Hello! Remember me? I’m the one who brought back her blog only to post a couple of times and then disappear!
I hope you can forgive me, life got a bit shit!
Just as I was getting ready for wind down and prep for India mode, my uncle died. It was sudden, knocked me sideways and the whole of October was a blur.
I want to say more here…about him, what it was like to lose him, the days after. But I don’t really know how or what to say. So instead, here is the eulogy I wrote for the funeral. I hope you can get a sense of the incredible human he was and understand why my world was turned upside down.
After the funeral and once life calmed down, I went numb. I couldn’t think, I couldn’t do much and I was ALWAYS tired. I just about managed to function a few hours every day, just enough to do what was needed to get ready for India.
Although the plan had always been to wind down with client work, I had still intended to get some writing done, create some great content for you and just get myself into a really good head space. That did not happen!
Every day I told myself, ”it’s okay, do what you can. You are doing your best. You’ve had a lot to deal with. It’s okay to just take care of yourself and do what is best for you”. Did I believe it? Not really. Even though I didn’t do much, I was still struggling with guilt and shame from sitting around and being a sloth.
And then I arrived in India and my mindset shifted. I sank into self care mode and didn’t look back (or forward!). It was as if my brain just knew, there’s nothing for you to do now. You can just chill! So I did. For the first 2 weeks I spent my days reading, journaling, doodling and watching a lot of Netflix.
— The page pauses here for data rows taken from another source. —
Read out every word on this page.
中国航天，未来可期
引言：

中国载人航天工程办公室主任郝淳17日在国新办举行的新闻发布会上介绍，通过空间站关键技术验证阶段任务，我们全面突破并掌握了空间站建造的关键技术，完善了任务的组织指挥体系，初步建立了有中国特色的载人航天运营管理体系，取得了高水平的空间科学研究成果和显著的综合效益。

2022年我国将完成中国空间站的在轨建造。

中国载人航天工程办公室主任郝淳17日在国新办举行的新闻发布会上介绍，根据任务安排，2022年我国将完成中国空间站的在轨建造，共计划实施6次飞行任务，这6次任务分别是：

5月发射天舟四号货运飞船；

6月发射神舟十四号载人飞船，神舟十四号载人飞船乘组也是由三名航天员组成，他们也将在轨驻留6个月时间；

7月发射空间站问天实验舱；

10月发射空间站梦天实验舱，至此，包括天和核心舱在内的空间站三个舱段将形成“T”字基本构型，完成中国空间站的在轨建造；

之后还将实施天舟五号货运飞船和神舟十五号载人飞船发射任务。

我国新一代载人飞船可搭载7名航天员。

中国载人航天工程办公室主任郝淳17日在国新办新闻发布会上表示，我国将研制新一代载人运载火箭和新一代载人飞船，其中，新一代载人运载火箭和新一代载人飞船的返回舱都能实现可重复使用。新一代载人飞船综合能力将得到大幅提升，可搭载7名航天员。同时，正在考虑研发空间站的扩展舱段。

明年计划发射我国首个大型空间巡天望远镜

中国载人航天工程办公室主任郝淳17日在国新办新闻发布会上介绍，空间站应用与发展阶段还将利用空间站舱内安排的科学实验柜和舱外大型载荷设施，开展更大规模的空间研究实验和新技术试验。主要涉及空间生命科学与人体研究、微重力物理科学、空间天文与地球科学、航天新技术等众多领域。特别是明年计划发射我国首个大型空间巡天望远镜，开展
I’ve 3 more weeks left until I leave for New Zealand and the desire to stay in this zone is strong. But I know deep down that if I continue, it will be a struggle to claw my way out. Because as much as we all need self care, we also need to know when we are venturing into self sabotage.
Self care – The practice of taking action to preserve or improve one’s well-being.
Before I arrived in India, I was definitely doing what I could to preserve my well-being. I was maintaining the status quo. I was surviving just so I could get me and Mum on that plane and over here.
Once I got here, I did what I needed to improve my well-being. I rested for real. I ate clean food, got some good sleep and took myself on some lovely walks.
Self sabotage – When your actions hinder or hold you back from doing what you really want or what is best for your wellbeing.
Yes, self sabotage can be disguised as self care. Are you taking a few more days to rest or are you avoiding doing something that will be good for you? Are you protecting your energy by staying away from people and places, or are you avoiding going somewhere that will benefit you?
Am I reading more books, resting my mind, restoring up my energy? Or am I now just using self care as an excuse to avoid getting on with all the things that will actually help move me forward, light me up and get me excited again?
I was definitely verging on the latter…but full disclosure, I’ve also just got back from a couple of days visiting my reiki teacher. Spending time with her lit that spark needed to get my fire burning again. So this has massively helped me from slipping into self-sabtotage.
So I’m officially back! Back from where, I don’t really know. But I don’t plan on going anywhere any time soon. Well, unless life decides to throw some more crap at me. Which I guess is inevitable, but I’m just hoping it holds of for a few months at least!